FL 505 To enable token authentication, you must also configure the remote Db2 server to receive a RACF®-generated authentication token in the connection request from a Db2 requester. If the server is a data sharing group, make sure that all members of the group are enabled to receive the token.
Before you begin
Verify that the Db2 requester has successfully obtained an authentication token from RACF and is configured to send the token to the remote server.
Procedure
- Activate the RACF IDTDATA resource class by issuing the following commands:
SETROPTS CLASSACT(IDTDATA)
SETROPTS RACLIST(IDTDATA)
SETROPTS GENERIC(IDTDATA)
- Define an IDTDATA class profile for the Db2 server that is configured to receive an authentication token. Issue the following RACF command to create the profile:
RDEFINE IDTDATA JWT.applid.*.SAF
IDTPARMS(SIGTOKEN(token-name)
SIGSEQNUM(token-sequence-number)
SIGCAT(token-category)
SIGALG(HS256|HS384|HS512)
ANYAPPL(YES|NO)
IDTTIMEOUT(timeout-minutes)
PROTALLOWED(YES|NO)
)
Where:
- JWT.applid.*.SAF
- Specifies the name of the IDTDATA class profile that is used for creating and validating the authentication token. You can specify the profile name in one of the following formats:
- JWT.applid.authid.SAF
- JWT.applid.*.SAF
For a Db2 server that is not a member of a data sharing group, applid is the value of the LUNAME or IPNAME column of the SYSIBM.IPNAMES table. If the Db2 server is a data sharing group, applid is the value of the generic LUNAME or IPNAME column in the BSDS.
- SIGTOKEN
-
Specifies the ICSF PKCS#11 token name for the generation and validation of the token signature associated with this profile. If the token names on the Db2 requester and server are different, make sure that the HMAC key for both tokens is sourced from the same key material. Otherwise, RACF validation of the token presented by the server will fail.
- SIGSEQNUM
-
Specifies the ICSF PKCS#11 sequence number of the HMAC key for the generation and validation of the token signature associated with the profile. The sequence number must be related to how the PKCS#11 was created.
- SIGCAT
-
Specifies the ICSF PKCS#11 category of the HMAC key for the generation and validation of the token signature associated with the profile. The category must be either T (clear token) or Y (secure token), with T as the default. You can create a secure token by using the z/OS® Crypto Express coprocessors in EP11 mode.
- SIGALG
-
Specifies the signature algorithm for the HMAC key for the generation of the token signature associated with the profile. Valid values are HS256, HS384, and HS512, with HS256 as the default.
- ANYAPPL
-
Specifies whether the token can be used for any application other than the one that performs authentication validation, with YES as the default.
Setting the ANYAPPL option to YES allows the token to be generated and validated under different applid values. Db2 utilizes the LINKNAME column value of the SYSIBM.LOCATIONS table for generating the token. The LINKNAME value must match the applid of the remote Db2 server.
- IDTTIMEOUT
-
Specifies the number of minutes during which the token associated with the profile is active.
- PROTALLOWED
-
Specifies whether the token associated with this profile can be used to authenticate a RACF protected user ID.
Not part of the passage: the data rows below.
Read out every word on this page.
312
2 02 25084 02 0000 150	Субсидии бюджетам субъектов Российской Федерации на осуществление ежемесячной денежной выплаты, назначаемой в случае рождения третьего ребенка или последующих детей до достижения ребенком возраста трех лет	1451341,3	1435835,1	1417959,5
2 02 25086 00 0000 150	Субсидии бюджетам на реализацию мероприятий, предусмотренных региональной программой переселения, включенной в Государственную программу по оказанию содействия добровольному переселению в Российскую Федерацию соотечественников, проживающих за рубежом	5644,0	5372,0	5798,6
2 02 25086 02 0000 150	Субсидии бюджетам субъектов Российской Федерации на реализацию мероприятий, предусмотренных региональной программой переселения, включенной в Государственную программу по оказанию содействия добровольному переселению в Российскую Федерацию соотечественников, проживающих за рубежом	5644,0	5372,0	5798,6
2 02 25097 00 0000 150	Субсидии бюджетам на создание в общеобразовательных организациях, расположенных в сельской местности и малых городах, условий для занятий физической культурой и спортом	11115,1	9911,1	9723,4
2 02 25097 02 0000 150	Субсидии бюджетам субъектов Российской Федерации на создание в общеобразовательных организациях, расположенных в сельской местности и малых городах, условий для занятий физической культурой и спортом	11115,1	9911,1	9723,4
If the token is generated at the Db2 requester and represents a RACF protected user ID, you must specify the PROTALLOWED option and set it to YES in the IDTDATA profile at the remote Db2 server.
See z/OS Security Server RACF Command Language Reference for more information about the IDTPARMS parameters and the RACF IDT support.
- Refresh the RACF IDTDATA resource class and the class profile by issuing the following commands:
SETROPTS RACLIST(IDTDATA) REFRESH
RLIST IDTDATA JWT.<applid>.*.SAF IDT
What to do next
Verify that the Db2 requester is also configured to send the authentication token.